Details are in the caption following the image
Data, pre-processing, and deep learning model. (A) Electroencephalography (EEG) re-referencing to include polysomnography (PSG) and ictal-interictal-injury continuum (IIIC) data. (B) Example segments for different activities (wake [W], rapid eye movement sleep [REM], non-REM sleep stages N1–N3, seizures [SZ], generalized rhythmic delta activity [GRDA], lateralized rhythmic delta activity [LRDA], generalized periodic discharges [GPD], lateralized periodic discharges [LPD], and burst suppression [BS]. (C) Corresponding spectrograms, channel C4-O2 in the front. (D) Schematic representation of the model and training in triplets. [Color figure can be viewed at www.annalsofneurology.org]

Performance Evaluation

To evaluate the model's performance, we monitored the loss function throughout the training process and made sure that the loss was not decreasing any longer before stopping. Additionally, we generated embeddings for a subset of the test data, consisting of 1,000 spectrograms per class, at specific epochs (epochs 0–5 in increments of 1, and epochs 10–50 in increments of 10) and trained a SVM using these test embeddings of the 11 classes (W, N1, N2, N3, REM, SZ, GPD, LPD, GRDA, LRDA, and BS) to monitor the F1 score for clustering of unseen data over time. After completing training, we saved the final model and generated embeddings for the complete test dataset. To evaluate the final model's ability to cluster unseen data, we used 5-fold cross-validation (at the patient level) using a SVM. Additionally, we computed the confusion matrix for all 5 folds and reported the mean and standard deviation for each entry. We also performed a binarized classification analysis by computing the area under the receiver-operating-characteristic curve (AUROC) and under the precision-recall curve (AUPR) for each class against all others (1-vs-all). For each fold, we applied bootstrapping (50 iterations per fold) on the test-fold data to calculate the mean ROC, PR curves, respective AUC values, and their 95% confidence intervals (CI).

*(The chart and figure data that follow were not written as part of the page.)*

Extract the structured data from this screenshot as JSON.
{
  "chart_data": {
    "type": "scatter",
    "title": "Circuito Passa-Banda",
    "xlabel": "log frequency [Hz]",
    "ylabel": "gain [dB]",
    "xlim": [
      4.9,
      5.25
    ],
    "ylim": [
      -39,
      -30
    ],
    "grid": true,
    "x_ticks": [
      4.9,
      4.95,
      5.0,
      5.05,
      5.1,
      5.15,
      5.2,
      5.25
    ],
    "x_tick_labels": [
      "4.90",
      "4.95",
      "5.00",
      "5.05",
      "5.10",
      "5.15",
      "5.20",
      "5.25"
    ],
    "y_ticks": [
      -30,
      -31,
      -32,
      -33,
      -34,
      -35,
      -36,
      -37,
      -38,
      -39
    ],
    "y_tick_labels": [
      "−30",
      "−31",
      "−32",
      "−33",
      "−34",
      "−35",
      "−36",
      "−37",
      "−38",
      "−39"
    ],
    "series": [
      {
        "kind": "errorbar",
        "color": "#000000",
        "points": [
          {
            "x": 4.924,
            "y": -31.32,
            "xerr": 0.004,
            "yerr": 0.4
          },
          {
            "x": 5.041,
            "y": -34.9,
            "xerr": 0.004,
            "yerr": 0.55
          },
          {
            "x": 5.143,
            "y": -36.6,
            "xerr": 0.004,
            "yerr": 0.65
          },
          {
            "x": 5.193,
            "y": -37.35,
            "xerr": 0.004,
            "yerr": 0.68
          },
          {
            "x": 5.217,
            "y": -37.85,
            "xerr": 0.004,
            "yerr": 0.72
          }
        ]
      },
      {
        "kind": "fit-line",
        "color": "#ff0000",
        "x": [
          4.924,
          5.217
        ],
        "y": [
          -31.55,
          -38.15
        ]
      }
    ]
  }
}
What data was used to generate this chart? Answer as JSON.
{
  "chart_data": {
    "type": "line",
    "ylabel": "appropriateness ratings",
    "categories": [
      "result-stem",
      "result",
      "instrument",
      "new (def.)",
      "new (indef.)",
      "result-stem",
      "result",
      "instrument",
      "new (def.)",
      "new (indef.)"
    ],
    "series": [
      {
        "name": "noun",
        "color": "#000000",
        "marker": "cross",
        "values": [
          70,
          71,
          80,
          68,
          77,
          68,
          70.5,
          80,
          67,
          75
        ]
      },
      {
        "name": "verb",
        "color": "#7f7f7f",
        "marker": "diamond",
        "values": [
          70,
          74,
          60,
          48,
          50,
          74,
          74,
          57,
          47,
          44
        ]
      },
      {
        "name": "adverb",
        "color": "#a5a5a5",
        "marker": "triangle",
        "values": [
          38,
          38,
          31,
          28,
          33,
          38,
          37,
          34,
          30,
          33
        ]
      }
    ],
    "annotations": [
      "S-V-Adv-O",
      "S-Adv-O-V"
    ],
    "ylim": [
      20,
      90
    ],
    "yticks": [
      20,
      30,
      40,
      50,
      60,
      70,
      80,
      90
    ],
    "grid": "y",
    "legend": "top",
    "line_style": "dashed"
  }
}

To assess the semantic nature of the 128D embedding space, we used multidimensional scaling (MDS), a statistical technique that visualizes the level of similarity or dissimilarity between a set of objects in a lower-dimensional space. We first calculated the median embeddings for each class in the 128D embedding space and then computed a distance matrix using cosine distances between all class medians. We applied MDS to this distance matrix to reduce the dimensionality to 2-dimensional (2D), allowing us to visualize the relative positions of the class medians in a 2D space (Fig 2). To better comprehend the spatial distribution of our BS data in 128D space, we calculated the burst suppression ratio (BSR) for each BS segment. The BSR, also known as the burst suppression index (BSI), was computed using the following parameters: maximum amplitude of suppression of 10 microvolts, minimum duration of suppression of 0.5 seconds, and minimum duration of bursts of 0.2 seconds. We, then, investigated the spatial arrangement of BS patterns within the map across 3 categories: high proportion of suppression periods (BSR >0.7), intermediate proportion of suppression and burst periods (0.35 ≤ BSR ≤ 0.65), and high proportion of burst periods (BSR <0.3).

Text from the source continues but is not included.